The district court did not issue any written findings. It simply entered an order sustaining the revocation of Weiland's license. Because Johnson was the only witness at the hearing, it appears that the district court accepted Johnson's version of the events. Where the district court credits the testimony of the arresting officer and facts are not significantly in dispute, this court's review simply involves an analysis of the officer's testimony to "determine whether, as a matter of law, his observations provided an adequate basis for the stop." Berge v. Commissioner of Pub. Safety, 374 N.W.2d 730, 732 (Minn. 1985).

In determining the validity of an investigative stop, this court examines the totality of the circumstances, giving due regard to an officer's training and experience in law enforcement. State v. Kvam, 336 N.W.2d 525, 528 (Minn. 1983) (citing United States v. Cortez, 449 U.S. 411, 418, 101 S. Ct. 690, 695 (1981)).
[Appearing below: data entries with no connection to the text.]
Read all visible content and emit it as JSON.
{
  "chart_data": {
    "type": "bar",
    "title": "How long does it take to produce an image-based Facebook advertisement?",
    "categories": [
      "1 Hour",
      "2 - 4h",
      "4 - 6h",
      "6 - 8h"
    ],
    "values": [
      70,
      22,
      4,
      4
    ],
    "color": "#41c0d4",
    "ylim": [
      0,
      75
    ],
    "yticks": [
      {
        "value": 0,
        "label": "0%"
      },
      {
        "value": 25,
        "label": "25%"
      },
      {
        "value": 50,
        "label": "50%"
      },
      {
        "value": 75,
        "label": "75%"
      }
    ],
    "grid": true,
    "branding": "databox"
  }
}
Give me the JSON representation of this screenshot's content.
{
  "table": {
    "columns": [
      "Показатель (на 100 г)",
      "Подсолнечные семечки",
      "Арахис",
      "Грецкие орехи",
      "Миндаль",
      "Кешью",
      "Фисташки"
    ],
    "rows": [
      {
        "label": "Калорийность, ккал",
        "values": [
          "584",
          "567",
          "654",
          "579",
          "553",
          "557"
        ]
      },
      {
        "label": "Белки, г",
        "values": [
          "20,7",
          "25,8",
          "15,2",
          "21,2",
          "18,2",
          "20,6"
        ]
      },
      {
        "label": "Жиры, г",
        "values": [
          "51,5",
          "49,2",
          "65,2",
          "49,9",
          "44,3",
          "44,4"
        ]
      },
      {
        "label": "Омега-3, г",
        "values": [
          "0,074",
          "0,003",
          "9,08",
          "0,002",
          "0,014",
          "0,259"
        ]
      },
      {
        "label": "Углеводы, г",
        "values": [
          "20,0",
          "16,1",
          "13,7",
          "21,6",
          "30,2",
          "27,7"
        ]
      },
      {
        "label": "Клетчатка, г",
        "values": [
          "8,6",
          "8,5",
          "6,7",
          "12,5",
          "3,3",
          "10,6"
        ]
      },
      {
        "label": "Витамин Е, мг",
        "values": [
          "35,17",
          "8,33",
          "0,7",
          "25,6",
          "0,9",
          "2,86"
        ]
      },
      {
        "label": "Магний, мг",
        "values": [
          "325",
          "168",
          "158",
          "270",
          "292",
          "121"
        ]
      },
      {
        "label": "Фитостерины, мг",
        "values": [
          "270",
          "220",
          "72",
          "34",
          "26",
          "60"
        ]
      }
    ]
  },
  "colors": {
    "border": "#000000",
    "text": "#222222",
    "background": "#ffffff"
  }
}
The totality of the circumstances includes:

the officer's general knowledge and experience, the officer's personal observations, information the officer has received from other sources, the nature of the offense suspected, the time, the location, and anything else that is relevant.

Appelgate v. Commissioner of Pub. Safety, 402 N.W.2d 106, 108 (Minn. 1987).
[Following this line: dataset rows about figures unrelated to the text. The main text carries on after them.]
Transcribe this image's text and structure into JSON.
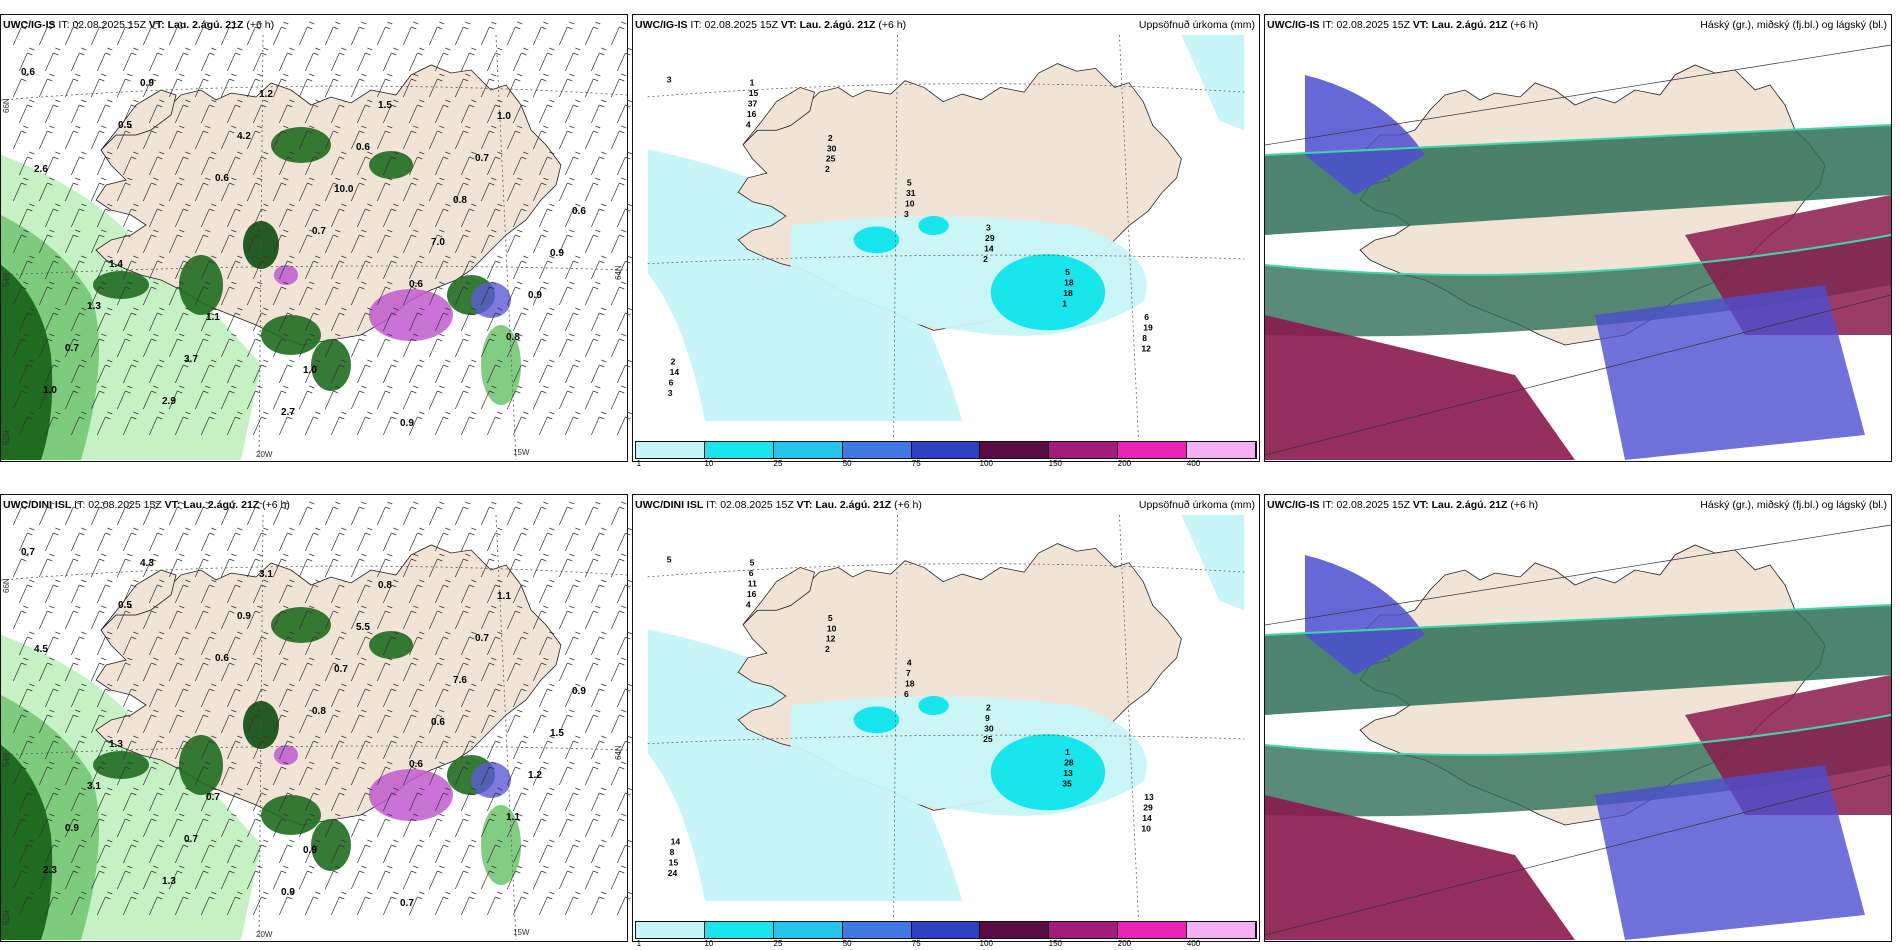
{
  "panels": [
    {
      "model": "UWC/IG-IS",
      "it_label": "IT:",
      "it_value": "02.08.2025 15Z",
      "vt_label": "VT:",
      "vt_value": "Lau. 2.ágú. 21Z",
      "lead": "(+6 h)",
      "right_title": "",
      "kind": "rain-wind"
    },
    {
      "model": "UWC/IG-IS",
      "it_label": "IT:",
      "it_value": "02.08.2025 15Z",
      "vt_label": "VT:",
      "vt_value": "Lau. 2.ágú. 21Z",
      "lead": "(+6 h)",
      "right_title": "Uppsöfnuð úrkoma (mm)",
      "kind": "accum"
    },
    {
      "model": "UWC/IG-IS",
      "it_label": "IT:",
      "it_value": "02.08.2025 15Z",
      "vt_label": "VT:",
      "vt_value": "Lau. 2.ágú. 21Z",
      "lead": "(+6 h)",
      "right_title": "Háský (gr.), miðský (fj.bl.) og lágský (bl.)",
      "kind": "cloud"
    },
    {
      "model": "UWC/DINI ISL",
      "it_label": "IT:",
      "it_value": "02.08.2025 15Z",
      "vt_label": "VT:",
      "vt_value": "Lau. 2.ágú. 21Z",
      "lead": "(+6 h)",
      "right_title": "",
      "kind": "rain-wind"
    },
    {
      "model": "UWC/DINI ISL",
      "it_label": "IT:",
      "it_value": "02.08.2025 15Z",
      "vt_label": "VT:",
      "vt_value": "Lau. 2.ágú. 21Z",
      "lead": "(+6 h)",
      "right_title": "Uppsöfnuð úrkoma (mm)",
      "kind": "accum"
    },
    {
      "model": "UWC/IG-IS",
      "it_label": "IT:",
      "it_value": "02.08.2025 15Z",
      "vt_label": "VT:",
      "vt_value": "Lau. 2.ágú. 21Z",
      "lead": "(+6 h)",
      "right_title": "Háský (gr.), miðský (fj.bl.) og lágský (bl.)",
      "kind": "cloud"
    }
  ],
  "colorbar": {
    "ticks": [
      "1",
      "10",
      "25",
      "50",
      "75",
      "100",
      "150",
      "200",
      "400"
    ],
    "colors": [
      "#c8f5f8",
      "#19e6ec",
      "#27c5e9",
      "#3f78e3",
      "#2e3fbf",
      "#5a0a45",
      "#a31c79",
      "#ec22b4",
      "#f4b0f0"
    ]
  },
  "map_labels": {
    "rain_values_top": [
      "0.6",
      "0.5",
      "0.6",
      "0.7",
      "0.6",
      "0.8",
      "1.0",
      "0.9",
      "4.2",
      "10.0",
      "7.0",
      "0.9",
      "0.7",
      "2.9",
      "1.2",
      "0.6",
      "0.8",
      "0.9",
      "1.3",
      "3.7",
      "2.7",
      "1.5",
      "0.7",
      "0.6",
      "1.4",
      "1.1",
      "1.0",
      "0.9",
      "1.0",
      "2.6"
    ],
    "rain_values_bottom": [
      "0.7",
      "0.5",
      "0.6",
      "0.8",
      "0.6",
      "1.1",
      "2.3",
      "4.3",
      "0.9",
      "0.7",
      "0.6",
      "1.2",
      "0.9",
      "1.3",
      "3.1",
      "5.5",
      "7.6",
      "1.5",
      "3.1",
      "0.7",
      "0.9",
      "0.8",
      "0.7",
      "0.9",
      "1.3",
      "0.7",
      "0.9",
      "0.7",
      "1.1",
      "4.5"
    ],
    "accum_values_top": [
      "3",
      "4",
      "2",
      "3",
      "2",
      "1",
      "12",
      "3",
      "16",
      "25",
      "10",
      "14",
      "18",
      "8",
      "6",
      "37",
      "30",
      "31",
      "29",
      "18",
      "19",
      "14",
      "15",
      "2",
      "5",
      "3",
      "5",
      "6",
      "2",
      "1"
    ],
    "accum_values_bottom": [
      "5",
      "4",
      "2",
      "6",
      "25",
      "35",
      "10",
      "24",
      "16",
      "12",
      "18",
      "30",
      "13",
      "14",
      "15",
      "11",
      "10",
      "7",
      "9",
      "28",
      "29",
      "8",
      "6",
      "5",
      "4",
      "2",
      "1",
      "13",
      "14",
      "5"
    ],
    "lon_20w": "20W",
    "lon_15w": "15W",
    "lat_66n": "66N",
    "lat_64n": "64N",
    "lat_62n": "62N"
  },
  "colors": {
    "land": "#f1e4d7",
    "sea": "#ffffff",
    "rain_light": "#bff0bf",
    "rain_mid": "#74c874",
    "rain_dark": "#1f6b1f",
    "rain_darkest": "#0d4a10",
    "rain_purple": "#c05ad0",
    "rain_blue": "#5a5ad8",
    "cloud_high": "#2e6e58",
    "cloud_mid": "#4c4ed0",
    "cloud_low": "#8a1a4c",
    "cloud_edge": "#3fd6a8"
  }
}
Peace officers are allowed to make deductions and draw inferences "that might well elude an untrained person." Berge, 374 N.W.2d at 732 (quoting Cortez, 449 U.S. at 418, 101 S. Ct. at 695). Nevertheless, the officer must have "objective support for his belief that the person is involved in criminal activity." State v. George, 557 N.W.2d 575, 578 (Minn. 1997).

A constitutionally valid stop requires that the law enforcement officer have a "particularized and objective" suspicion that the person stopped may have been engaged in criminal activity. Berge, 374 N.W.2d at 732 (quoting Cortez, 449 U.S. at 417-18, 101 S. Ct. at 694-95).

Weiland argues that Johnson lacked sufficient articulable grounds to form a reasonable belief that he was engaged in criminal activity when he was stopped. He concludes, therefore, that the evidence obtained as a result of the stop, which provided the basis for revoking his license, was inadmissible, and the district court erred by sustaining the license revocation. We disagree.

Johnson testified that the area where the shots were believed to have been fired is known for its juvenile criminal activity; that he had received several calls dealing with this particular area in the two weeks before this incident; that it is rare to see vehicles in the fenced-in area where the van was parked; that the van was close to the area where the witnesses reported hearing the gunshots; and that a short amount of time passed between the report of shots being fired and his observations of appellant.

Under the totality of these circumstances, Johnson's observations provided an adequate basis for the stop. Johnson articulated a particularized, objective basis for suspecting that Weiland may have been involved in the shots-fired incident that Johnson was investigating. See Thomeczek v. Commissioner of Pub. Safety, 364 N.W.2d 471, 472 (Minn. App. 1985) (holding investigatory stop justified where officer observed vehicle legally parked late at night in area of residential construction where burglary, vandalism, or theft might occur); State v. Moffatt, 450 N.W.2d 116, 119 (Minn. 1990) (stop of only vehicle near vicinity of reported burglary valid even though no description of suspect's vehicle).